Akhirnya Audrey menguatkan hatinya masuk ke dalam gedung besar itu, tempatnya bekerja dulu, di mana tragedi itu telah menghancurkan segalanya.
Bagian informasi tak mengijinkannya masuk karena dia belum membuat temu janji dengan Christian.
“Kumohon, ijinkan aku bertemu dengan Christian!” seru Audrey kesal.
“Maaf, Nona.
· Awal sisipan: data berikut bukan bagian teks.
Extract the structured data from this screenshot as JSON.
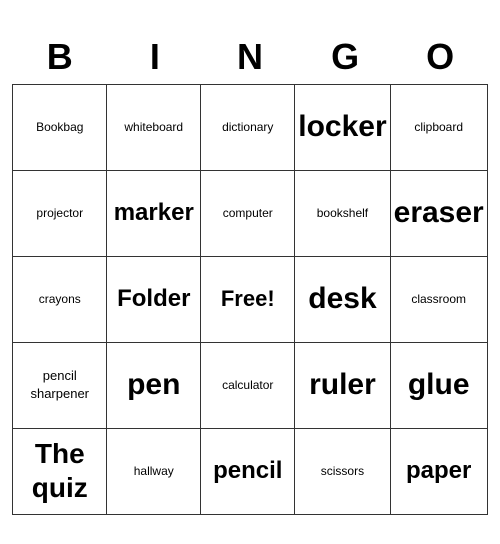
{
  "header": {
    "letters": [
      "B",
      "I",
      "N",
      "G",
      "O"
    ]
  },
  "grid": [
    [
      {
        "text": "Bookbag",
        "size": "sm"
      },
      {
        "text": "whiteboard",
        "size": "sm"
      },
      {
        "text": "dictionary",
        "size": "sm"
      },
      {
        "text": "locker",
        "size": "xl"
      },
      {
        "text": "clipboard",
        "size": "sm"
      }
    ],
    [
      {
        "text": "projector",
        "size": "sm"
      },
      {
        "text": "marker",
        "size": "lg"
      },
      {
        "text": "computer",
        "size": "sm"
      },
      {
        "text": "bookshelf",
        "size": "sm"
      },
      {
        "text": "eraser",
        "size": "xl"
      }
    ],
    [
      {
        "text": "crayons",
        "size": "sm"
      },
      {
        "text": "Folder",
        "size": "lg"
      },
      {
        "text": "Free!",
        "size": "free"
      },
      {
        "text": "desk",
        "size": "xl"
      },
      {
        "text": "classroom",
        "size": "sm"
      }
    ],
    [
      {
        "text": "pencil\nsharpener",
        "size": "multi"
      },
      {
        "text": "pen",
        "size": "xl"
      },
      {
        "text": "calculator",
        "size": "sm"
      },
      {
        "text": "ruler",
        "size": "xl"
      },
      {
        "text": "glue",
        "size": "xl"
      }
    ],
    [
      {
        "text": "The\nquiz",
        "size": "quiz"
      },
      {
        "text": "hallway",
        "size": "sm"
      },
      {
        "text": "pencil",
        "size": "lg"
      },
      {
        "text": "scissors",
        "size": "sm"
      },
      {
        "text": "paper",
        "size": "lg"
      }
    ]
  ]
}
Kami tak bisa, Anda harus membuat janji terlebih dahulu.”
“Anakku bisa mati jika aku harus menunggunya turun melewati jalan ini!”
Tanpa pikir panjang Audrey memaksa masuk, dia berputar dan menghindari satpam yang mengejarnya dari belakang.
“Tangkap gadis itu!”
“Aku harus bisa bertemu Christian dengan cara apa pun,” ucapnya.
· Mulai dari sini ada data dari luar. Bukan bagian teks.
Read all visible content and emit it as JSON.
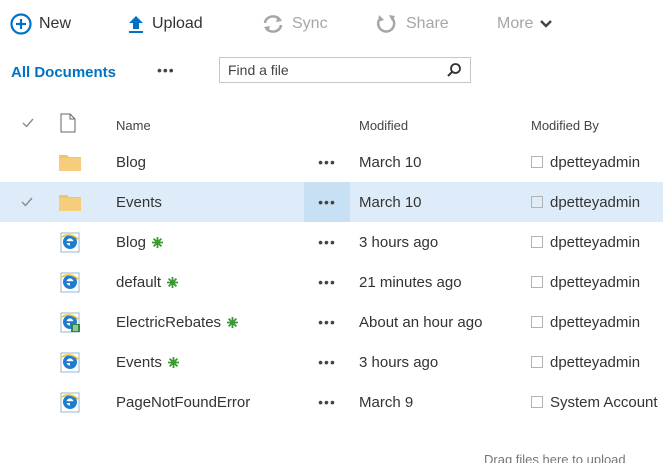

Beberapa kali satpam hampir bisa menangkap Audrey, dia berlari cukup kencang di antara kerumunan orang-orang yang berlalu lalang.
“Ugh!”
Audrey terpental karena menabrak tubuh seseorang.
“Maaf, maafkan aku,” ujar Audrey tanpa berani mengangkat kepalanya. Mati sudah! Dia pasti akan tertangkap. Audrey berdiri merapikan pakaiannya, dan mengibas celana jeansnya yang agak kotor.
“Itu dia orangnya, bawa dia pergi dari sini. Maafkan kami, Tuan Chris,” ujar salah seorang satpam.
Chris?
Barusan orang itu menyebut nama Chris?
Audrey memberanikan diri mengangkat kepalanya, dan benar saja Christian berada di hadapannya.
“Ada masalah apa?” tanya Chris.
“Maaf, gadis ini mencoba menerobos masuk untuk bertemu Anda. Kami akan membereskannya,” ujar satpam tersebut merasa bersalah ketika Chris menatapnya garang.
“Cepat bereskan, aku masih ada urusan dengan klien,” jawab Christian, kemudian melewati Audrey yang membeku di tempatnya.
Satpam itu pun mencekal lengan Audrey dengan kasar, saat itulah Audrey tersadar dari tujuan semulanya. Dia pun membalikkan badan dan berteriak sekuat tenaga, “ Christian Butt! Selamatkan anakmu!”
Christian langsung menghentikan langkahnya mendengar teriakan Audrey.
Anak?
Apa dia tak salah dengar?
Menikah saja belum, bagaimana punya anak!
Christian berbalik, kemudian berjalan ke arah Audrey. “Lepaskan dia,” pinta Christian. Ditatapnya dalam-dalam kedua mata Audrey. Wajah itu pernah dilihatnya beberapa hari lalu.
“Tapi Tuan?”
“Lepas kataku!”
“Ba-baiklah.”
“Chris,” panggil Audrey pelan. Rasanya Audrey ingin menampar wajah laki-laki di hadapannya. Dadanya terasa sakit, tubuhnya gemetar, keringat dingin mengucur dari pelipis, sekelebat ingatan masa lalunya muncul dalam pikiran Audrey.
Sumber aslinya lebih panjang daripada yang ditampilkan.